Patients with BOTs had a better prognosis than patients with EOC. The nomogram we constructed might be helpful for clinicians in personalized treatment planning and patient counseling.

摘要

背景

卵巢交界性肿瘤(BOTs)的预后一直是临床医生和患者关注的问题。开发一种预测BOTs患者生存情况的模型迫在眉睫。

目的

构建一种列线图,以预测BOTs患者总生存(OS)的可能性。

方法

回顾性调查了192例经组织学证实的BOTs患者和374例上皮性卵巢癌(EOC)患者的临床特征和生存结局。

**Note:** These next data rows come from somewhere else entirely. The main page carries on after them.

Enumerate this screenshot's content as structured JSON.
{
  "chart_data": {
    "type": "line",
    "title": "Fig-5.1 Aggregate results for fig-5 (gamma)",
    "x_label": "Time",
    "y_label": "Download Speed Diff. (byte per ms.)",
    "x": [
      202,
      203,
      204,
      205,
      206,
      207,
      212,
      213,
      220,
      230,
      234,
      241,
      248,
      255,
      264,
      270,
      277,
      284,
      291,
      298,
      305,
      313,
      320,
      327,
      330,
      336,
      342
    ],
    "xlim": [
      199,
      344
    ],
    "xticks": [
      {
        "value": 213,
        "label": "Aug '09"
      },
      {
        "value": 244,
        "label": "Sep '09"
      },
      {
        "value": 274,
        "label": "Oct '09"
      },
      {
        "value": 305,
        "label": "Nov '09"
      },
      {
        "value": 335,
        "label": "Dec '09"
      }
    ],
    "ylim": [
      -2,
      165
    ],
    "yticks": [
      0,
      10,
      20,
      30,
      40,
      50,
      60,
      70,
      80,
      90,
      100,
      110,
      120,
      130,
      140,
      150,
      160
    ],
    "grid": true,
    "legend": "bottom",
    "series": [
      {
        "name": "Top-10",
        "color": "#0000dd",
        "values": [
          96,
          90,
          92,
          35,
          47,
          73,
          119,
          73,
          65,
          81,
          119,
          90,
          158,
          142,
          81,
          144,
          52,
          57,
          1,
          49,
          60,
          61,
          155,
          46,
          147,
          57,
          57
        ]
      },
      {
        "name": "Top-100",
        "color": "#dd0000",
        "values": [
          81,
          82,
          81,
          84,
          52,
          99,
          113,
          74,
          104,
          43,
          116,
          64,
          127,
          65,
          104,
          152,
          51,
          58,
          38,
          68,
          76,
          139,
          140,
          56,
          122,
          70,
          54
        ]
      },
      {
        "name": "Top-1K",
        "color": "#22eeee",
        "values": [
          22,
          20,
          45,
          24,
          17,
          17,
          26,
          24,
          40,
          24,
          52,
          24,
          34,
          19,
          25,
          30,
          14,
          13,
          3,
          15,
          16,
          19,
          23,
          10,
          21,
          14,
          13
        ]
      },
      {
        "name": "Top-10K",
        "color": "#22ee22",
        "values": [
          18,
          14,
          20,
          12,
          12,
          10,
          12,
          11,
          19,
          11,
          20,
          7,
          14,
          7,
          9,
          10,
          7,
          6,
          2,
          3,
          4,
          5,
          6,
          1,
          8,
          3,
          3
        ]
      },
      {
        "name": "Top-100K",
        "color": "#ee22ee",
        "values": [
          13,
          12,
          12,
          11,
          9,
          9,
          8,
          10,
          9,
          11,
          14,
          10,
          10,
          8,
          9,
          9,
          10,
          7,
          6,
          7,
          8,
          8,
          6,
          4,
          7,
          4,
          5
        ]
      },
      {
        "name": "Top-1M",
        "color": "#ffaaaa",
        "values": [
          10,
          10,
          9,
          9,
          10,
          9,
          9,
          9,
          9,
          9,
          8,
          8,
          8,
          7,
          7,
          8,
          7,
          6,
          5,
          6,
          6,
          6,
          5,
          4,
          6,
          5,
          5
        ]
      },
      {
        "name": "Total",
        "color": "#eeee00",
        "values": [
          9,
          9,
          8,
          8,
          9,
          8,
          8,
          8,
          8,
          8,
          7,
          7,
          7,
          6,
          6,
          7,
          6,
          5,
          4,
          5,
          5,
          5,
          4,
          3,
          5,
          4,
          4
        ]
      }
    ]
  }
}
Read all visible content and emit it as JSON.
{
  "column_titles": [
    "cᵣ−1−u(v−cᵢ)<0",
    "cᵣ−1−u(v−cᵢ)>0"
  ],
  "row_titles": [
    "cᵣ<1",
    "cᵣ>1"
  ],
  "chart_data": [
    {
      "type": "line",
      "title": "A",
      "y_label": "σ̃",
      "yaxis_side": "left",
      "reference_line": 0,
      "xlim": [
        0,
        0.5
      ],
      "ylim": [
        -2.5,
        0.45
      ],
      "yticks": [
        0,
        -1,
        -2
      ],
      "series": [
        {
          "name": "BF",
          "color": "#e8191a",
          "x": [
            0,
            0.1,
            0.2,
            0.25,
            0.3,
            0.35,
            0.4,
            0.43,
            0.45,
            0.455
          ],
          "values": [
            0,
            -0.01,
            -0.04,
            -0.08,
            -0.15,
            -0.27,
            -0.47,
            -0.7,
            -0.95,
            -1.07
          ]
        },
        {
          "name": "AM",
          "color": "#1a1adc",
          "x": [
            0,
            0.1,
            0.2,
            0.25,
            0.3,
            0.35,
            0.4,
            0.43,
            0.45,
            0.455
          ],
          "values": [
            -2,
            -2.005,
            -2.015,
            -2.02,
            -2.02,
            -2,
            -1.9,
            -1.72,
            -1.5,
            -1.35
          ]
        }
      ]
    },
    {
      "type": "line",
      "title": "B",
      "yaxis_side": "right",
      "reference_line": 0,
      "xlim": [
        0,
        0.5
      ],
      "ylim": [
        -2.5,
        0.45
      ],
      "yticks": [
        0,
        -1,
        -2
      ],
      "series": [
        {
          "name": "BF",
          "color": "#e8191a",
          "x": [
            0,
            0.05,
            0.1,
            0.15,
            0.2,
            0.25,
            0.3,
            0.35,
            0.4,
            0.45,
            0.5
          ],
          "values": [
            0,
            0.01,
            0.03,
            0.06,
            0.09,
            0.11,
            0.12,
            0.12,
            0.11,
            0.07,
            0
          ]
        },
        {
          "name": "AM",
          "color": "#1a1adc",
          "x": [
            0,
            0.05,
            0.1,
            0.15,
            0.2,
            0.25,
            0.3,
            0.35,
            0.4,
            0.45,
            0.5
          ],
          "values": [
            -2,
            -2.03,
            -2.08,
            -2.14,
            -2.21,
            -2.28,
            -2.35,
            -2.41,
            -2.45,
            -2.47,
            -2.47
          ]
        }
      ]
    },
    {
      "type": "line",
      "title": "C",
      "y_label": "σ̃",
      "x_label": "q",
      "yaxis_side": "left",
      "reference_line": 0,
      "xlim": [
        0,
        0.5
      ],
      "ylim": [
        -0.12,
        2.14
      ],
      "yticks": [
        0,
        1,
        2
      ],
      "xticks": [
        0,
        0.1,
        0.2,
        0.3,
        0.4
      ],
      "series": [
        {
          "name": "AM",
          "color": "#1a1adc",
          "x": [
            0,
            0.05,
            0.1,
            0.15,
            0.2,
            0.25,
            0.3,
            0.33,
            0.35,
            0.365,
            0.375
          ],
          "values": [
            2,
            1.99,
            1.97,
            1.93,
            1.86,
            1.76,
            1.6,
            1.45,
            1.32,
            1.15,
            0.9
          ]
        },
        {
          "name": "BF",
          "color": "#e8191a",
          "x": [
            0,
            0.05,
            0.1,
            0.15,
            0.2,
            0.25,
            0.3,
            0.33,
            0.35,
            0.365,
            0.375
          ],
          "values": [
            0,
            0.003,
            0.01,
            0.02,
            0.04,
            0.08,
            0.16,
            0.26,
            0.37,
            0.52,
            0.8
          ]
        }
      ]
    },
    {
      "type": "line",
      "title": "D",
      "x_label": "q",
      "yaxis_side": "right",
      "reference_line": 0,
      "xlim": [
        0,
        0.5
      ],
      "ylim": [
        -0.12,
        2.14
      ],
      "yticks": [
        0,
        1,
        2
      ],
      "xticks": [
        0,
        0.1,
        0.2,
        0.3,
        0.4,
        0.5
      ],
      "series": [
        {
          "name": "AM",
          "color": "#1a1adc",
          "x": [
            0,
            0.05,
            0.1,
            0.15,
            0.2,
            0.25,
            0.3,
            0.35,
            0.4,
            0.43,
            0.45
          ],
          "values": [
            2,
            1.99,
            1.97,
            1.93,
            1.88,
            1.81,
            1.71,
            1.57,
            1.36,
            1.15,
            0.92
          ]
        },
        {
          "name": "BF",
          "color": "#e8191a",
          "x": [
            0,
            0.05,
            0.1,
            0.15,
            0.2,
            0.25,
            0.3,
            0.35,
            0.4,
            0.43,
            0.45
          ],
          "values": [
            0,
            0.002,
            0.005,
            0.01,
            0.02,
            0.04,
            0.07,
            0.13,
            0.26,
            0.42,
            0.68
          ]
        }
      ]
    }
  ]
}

进行1:1倾向评分匹配(PSM)分析以消除选择偏倚。采用对数秩检验和受限平均生存时间(RMST)分析生存情况。接下来,使用单因素和多因素Cox回归分析来确定有意义的独立预后因素。此外,开发了一种列线图模型来预测BOTs患者1年、3年和5年的总生存情况。通过一致性指数(C指数)、校准曲线和决策曲线分析(DCA)评估该模型的预测性能。

结果

对于临床数据,BOTs组和EOC组在体重指数、术前CA199浓度或肿瘤定位方面无显著差异。BOTs患者比EOC患者明显年轻。BOT组和EOC组在绝经状态、产次、术前血清CA125浓度、国际妇产科联合会(FIGO)分期以及患者是否接受术后辅助治疗方面存在显著差异。PSM后,BOTs患者的总生存情况优于EOC患者(P值 = 0.0067);更重要的是,BOTs的5年RMST长于EOC(P值 = 0.0002,95%CI -1.137至 -0.263)。多因素Cox回归分析表明,确诊年龄和手术类型是BOT患者OS的独立危险因素(P值 < 0.05)。基于确诊年龄、术前血清CA125和CA199水平、手术类型、FIGO分期和肿瘤大小开发了一种列线图。此外,C指数(0.959,95%置信区间0.8708 - 1.0472)、1年、3年和5年OS的校准图以及决策曲线分析表明该模型具有准确的预测能力。

结论

BOTs患者的预后优于EOC患者。我们构建的列线图可能有助于临床医生进行个性化治疗规划和患者咨询。